Data for each patient were individually gathered from primary care medical electronic medical records (OMI-AP)2729 and complemented with hospital electronic records (eVISOR), which contain information about urgent assistance, consultations done by lung specialists and hospital admissions.

Clinical and demographic characteristics of all patients were recorded, including age, years since diagnosis of COPD, treatments and vaccinations, smoking status, alcohol consumption and co-morbidities.

Records of diagnoses of selected co-morbidities,30,31 including diabetes, osteoporosis, atrial fibrillation, ischaemic heart disease, heart failure and high blood pressure, occurring before the start of the study, were retrieved from the database.

Exacerbations were defined as events that led a care provider to prescribe antibiotics or corticosteroids (or both; moderate exacerbations) or that led to hospitalisation (severe exacerbations). This case definition therefore met the criteria for a definition of health-care utilisation.12,32,33 Exacerbation frequency was observed for the previous year (2011), the previous four years (2008–2011) and for the following year (2012). We also defined frequent exacerbations (‘FE’ phenotype) as two or more exacerbations in a year, because this definition coincides with current health-care utilisation criteria for frequent exacerbations.12,32

Statistical analyses

Discrete variables were expressed as counts (percentage) and continuous variables as mean (s.d.). Statistical differences between groups were assessed with the χ2-test or Fisher’s exact test, when appropriate, for categorical variables. The Student’s t-test was used for the continuous variables.

Exacerbation frequency (both moderate and severe exacerbations) for the following year (2012) was treated as a dichotomous dependent variable in the regression models: ‘FE’ phenotype versus ‘Infrequent Exacerbator’ (IE) phenotype (none or one exacerbation).

Exacerbation frequencies ‘during the previous year (2011)’ and ‘during the last four years (2008–2011)’ were treated as independent variables and included as continuous variables in the regression models.

Exacerbation frequency ‘during the previous year (2011)’ was also ordinal-categorised as ‘0 exacerbations’, ‘1 exacerbation’ and ‘2 exacerbations’. Next, the ‘0’ and ‘1’ categories were combined, and thus a dichotomous variable ‘FE’ versus ‘IE’ phenotype in the previous year was obtained.

Patients were also ordinal-categorised into 4 categories of severity of COPD according to FEV1 quantitative results, as defined by the Global Initiative for Chronic Obstructive Lung Disease (GOLD grades 1–4).34 Last, FEV1 was transformed in an ordinal scale according to per 5% decrease in per cent of predicted value.12

Crude and adjusted ORs with their 95% CI were estimated by unconditional logistic regression, adjusting for age (continuous), gender, smoking status (no smoker, former smoker, current smoker), severity of COPD (ordinal GOLD grades 1–4) and ‘FE’ phenotype (yes/no) in the previous year.
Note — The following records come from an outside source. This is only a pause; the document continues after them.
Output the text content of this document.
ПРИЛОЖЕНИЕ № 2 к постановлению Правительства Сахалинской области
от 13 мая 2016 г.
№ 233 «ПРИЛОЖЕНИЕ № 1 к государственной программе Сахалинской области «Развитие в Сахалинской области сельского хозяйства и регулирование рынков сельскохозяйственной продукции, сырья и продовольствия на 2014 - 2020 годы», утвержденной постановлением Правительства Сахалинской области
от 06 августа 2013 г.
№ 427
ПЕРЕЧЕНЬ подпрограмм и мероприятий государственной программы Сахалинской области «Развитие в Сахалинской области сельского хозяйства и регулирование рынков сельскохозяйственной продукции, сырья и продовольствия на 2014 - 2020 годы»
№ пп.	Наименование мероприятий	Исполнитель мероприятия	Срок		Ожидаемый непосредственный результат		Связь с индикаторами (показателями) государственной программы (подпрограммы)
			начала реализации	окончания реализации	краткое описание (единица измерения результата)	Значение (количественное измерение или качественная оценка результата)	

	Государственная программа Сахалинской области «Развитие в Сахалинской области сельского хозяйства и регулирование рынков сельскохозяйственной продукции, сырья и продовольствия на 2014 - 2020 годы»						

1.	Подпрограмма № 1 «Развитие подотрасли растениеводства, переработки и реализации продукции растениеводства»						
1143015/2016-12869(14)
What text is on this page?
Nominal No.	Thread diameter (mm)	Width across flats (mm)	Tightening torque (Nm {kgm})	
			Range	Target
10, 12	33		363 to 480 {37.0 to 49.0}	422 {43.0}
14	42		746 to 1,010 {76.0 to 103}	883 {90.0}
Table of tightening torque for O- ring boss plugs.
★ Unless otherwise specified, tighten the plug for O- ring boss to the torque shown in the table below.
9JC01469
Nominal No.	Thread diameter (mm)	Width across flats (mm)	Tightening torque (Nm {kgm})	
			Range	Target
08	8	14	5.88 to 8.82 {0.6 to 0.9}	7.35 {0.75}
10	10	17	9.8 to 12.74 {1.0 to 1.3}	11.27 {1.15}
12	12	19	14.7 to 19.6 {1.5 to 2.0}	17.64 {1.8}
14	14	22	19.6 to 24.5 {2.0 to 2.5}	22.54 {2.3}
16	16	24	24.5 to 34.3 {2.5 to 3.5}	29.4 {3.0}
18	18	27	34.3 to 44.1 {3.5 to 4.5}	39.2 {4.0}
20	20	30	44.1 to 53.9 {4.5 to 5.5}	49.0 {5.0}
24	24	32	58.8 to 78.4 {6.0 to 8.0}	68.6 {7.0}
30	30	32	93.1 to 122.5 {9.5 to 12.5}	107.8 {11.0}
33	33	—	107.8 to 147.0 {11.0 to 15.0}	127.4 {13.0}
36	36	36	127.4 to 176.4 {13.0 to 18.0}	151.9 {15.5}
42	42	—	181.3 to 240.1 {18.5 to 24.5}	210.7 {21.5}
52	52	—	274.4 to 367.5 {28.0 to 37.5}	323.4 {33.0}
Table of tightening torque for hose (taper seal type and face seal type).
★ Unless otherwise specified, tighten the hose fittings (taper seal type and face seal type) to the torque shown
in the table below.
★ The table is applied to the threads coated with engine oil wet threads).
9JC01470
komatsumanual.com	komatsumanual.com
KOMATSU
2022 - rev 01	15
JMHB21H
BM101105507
Tests for OR trends were calculated for the ordinal independent variables using logistic models that included categorical terms as continuous variables. For these trend tests, we used the likelihood ratio test.

The final sample size (n=900) would have sufficient power (1−β>90%) to detect relative risks 1.16 as significant for a 50% risk of the effect in the unexposed, considering an unexposed/exposed ratio of 1, using a two-tailed χ2-test with an α level <0.05.

To assess the stability of the frequent-exacerbation phenotype over time, we calculate positive and negative predictive values, sensitivity and specificity. As impact measure, the absolute risk reduction, also called risk difference, was estimated.

The α error was set at 0.05, and all P values were bilateral. All statistical analyses were conducted using IBM SPSS Statistics version 22.0.

Approval of the research protocol was obtained from the Clinical Research Ethics Committee of Cantabria before the acquisition of data. Patient records/information was anonymised and de-identified before analysis.